つまりかなり無防備な状態だ。クランツが狙うのかと少し危惧したが、それは杞憂に終わる。
「こいつには借りができた。今見逃すことで返してやる。伝えてくれ。見逃すのは今回だけだ。いずれ必ず殺す……と」
ということだった。借りというのは、ギルが乱入したことでマリーを倒しやすくなったことだと思う。
不思議なことに、マリーの消滅と違い、メリーの消滅が今ようやく終わった。人形として作られた存在だったからか、それとも何か他の能力のせいかは分からない。
完全に砂と化した瞬間、周りはただの空き地となった。屋敷はなくなっていたのだ。空はまだまだ真っ暗だった。
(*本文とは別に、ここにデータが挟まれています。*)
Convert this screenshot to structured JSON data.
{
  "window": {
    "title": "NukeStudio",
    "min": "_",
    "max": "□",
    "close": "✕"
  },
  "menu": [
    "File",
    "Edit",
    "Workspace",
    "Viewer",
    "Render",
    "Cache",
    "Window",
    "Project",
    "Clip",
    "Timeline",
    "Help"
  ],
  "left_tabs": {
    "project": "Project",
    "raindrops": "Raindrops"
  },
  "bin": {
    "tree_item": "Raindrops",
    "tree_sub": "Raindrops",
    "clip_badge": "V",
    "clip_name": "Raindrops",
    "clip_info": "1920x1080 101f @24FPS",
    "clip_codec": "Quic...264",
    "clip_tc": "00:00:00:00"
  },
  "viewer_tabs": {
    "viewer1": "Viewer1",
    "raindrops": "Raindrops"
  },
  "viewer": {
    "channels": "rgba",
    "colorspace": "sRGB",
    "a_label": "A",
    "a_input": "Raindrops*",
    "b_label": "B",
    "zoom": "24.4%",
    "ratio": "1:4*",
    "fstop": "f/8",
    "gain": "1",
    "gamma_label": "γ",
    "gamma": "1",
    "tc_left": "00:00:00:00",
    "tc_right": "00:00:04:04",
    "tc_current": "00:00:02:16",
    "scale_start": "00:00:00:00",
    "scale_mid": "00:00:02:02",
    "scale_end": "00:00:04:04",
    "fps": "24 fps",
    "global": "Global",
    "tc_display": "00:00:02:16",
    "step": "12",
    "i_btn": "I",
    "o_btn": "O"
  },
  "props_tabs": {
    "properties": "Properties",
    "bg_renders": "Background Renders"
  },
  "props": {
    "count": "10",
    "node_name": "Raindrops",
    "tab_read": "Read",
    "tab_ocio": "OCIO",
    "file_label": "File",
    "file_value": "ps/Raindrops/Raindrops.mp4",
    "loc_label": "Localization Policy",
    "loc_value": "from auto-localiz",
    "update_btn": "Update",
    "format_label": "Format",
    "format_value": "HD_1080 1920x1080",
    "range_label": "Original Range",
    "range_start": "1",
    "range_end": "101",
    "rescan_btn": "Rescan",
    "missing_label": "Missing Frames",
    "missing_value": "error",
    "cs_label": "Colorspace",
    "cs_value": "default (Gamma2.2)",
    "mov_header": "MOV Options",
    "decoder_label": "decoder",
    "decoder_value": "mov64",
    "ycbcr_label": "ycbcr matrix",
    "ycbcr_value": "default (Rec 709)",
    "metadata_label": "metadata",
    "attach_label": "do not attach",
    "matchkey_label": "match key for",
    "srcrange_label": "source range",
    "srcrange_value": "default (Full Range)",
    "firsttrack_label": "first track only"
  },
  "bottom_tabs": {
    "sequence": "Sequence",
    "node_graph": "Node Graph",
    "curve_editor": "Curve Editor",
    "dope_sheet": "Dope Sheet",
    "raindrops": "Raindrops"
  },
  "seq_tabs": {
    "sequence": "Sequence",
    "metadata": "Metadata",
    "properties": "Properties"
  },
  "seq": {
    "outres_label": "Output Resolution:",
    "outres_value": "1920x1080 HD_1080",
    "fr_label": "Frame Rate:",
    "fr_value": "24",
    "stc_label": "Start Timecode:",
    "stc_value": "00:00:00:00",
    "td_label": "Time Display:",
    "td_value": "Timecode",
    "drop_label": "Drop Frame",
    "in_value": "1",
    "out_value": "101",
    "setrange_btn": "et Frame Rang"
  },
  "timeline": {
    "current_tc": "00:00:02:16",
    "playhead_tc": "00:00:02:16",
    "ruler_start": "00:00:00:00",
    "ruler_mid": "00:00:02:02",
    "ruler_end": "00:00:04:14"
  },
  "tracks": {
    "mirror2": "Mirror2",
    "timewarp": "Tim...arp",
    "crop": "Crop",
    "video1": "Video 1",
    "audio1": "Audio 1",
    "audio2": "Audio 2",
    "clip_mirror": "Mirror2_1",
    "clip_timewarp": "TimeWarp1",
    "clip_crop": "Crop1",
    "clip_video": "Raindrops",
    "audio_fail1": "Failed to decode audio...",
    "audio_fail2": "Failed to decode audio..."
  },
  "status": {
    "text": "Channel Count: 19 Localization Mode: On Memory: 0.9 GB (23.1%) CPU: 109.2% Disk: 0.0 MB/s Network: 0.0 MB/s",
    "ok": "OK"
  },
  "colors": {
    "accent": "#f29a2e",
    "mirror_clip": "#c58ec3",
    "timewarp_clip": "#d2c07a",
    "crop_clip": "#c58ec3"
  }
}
クランツはすぐに飛び立つ。また魔界の住人を討つために駆けるのだろう。
「リアちゃんもお疲れ様。腕ホントに大丈夫?」
「……べ、別にこれくらいどうってこと……」
「ありがと」
「……う、うん」
赤くなって照れてるリアちゃんはやっぱり可愛かった。そして気付く。
「あ、そういえばどうやって帰ろう」
「歩くしかない」
来るときはギルに連れてきてもらったけど、今は意識がない。早く治療もしてあげたいのに道具もない。リアちゃんは腕を痛めてるし、二人分運ぶなんて出来ない。どうしようかと悩む。
「……グギュル」
「……!?」
聞いたことがある。ボコッと土が盛り上がり何かが出てくる。六つほど赤い目を持ち、鎌が二本腕のように振り回される。地下にいたやつだ。
「紗希。離れてて」
「……う、うん」
油断ならない。この奇妙な生物はまだ生き残っていたらしい。復讐するつもりなのかは分からないけど、危険な状況に変わらなかった。
「……グ……ギュ……」
「……!?」
襲いかかってくる生物は急に様子がおかしくなる。そして急にバラバラに分断された。
「リアちゃん……?」
「私じゃない」
てっきりリアちゃんかと思ったが違ったらしい。全くモーションがないように思えたが、間違いではなかったみたいだ。
なら誰が?
ギルでもない。まだ意識はないままだったのだから。
新手?
そんな不吉な予感が浮かび上がった。
「いやぁ、やっと終わったみたいデスね。あんな怖そうなお化け屋敷によく入って行ったもんデス」
バラバラと肉片が降り注ぐなか、何者かが現れる。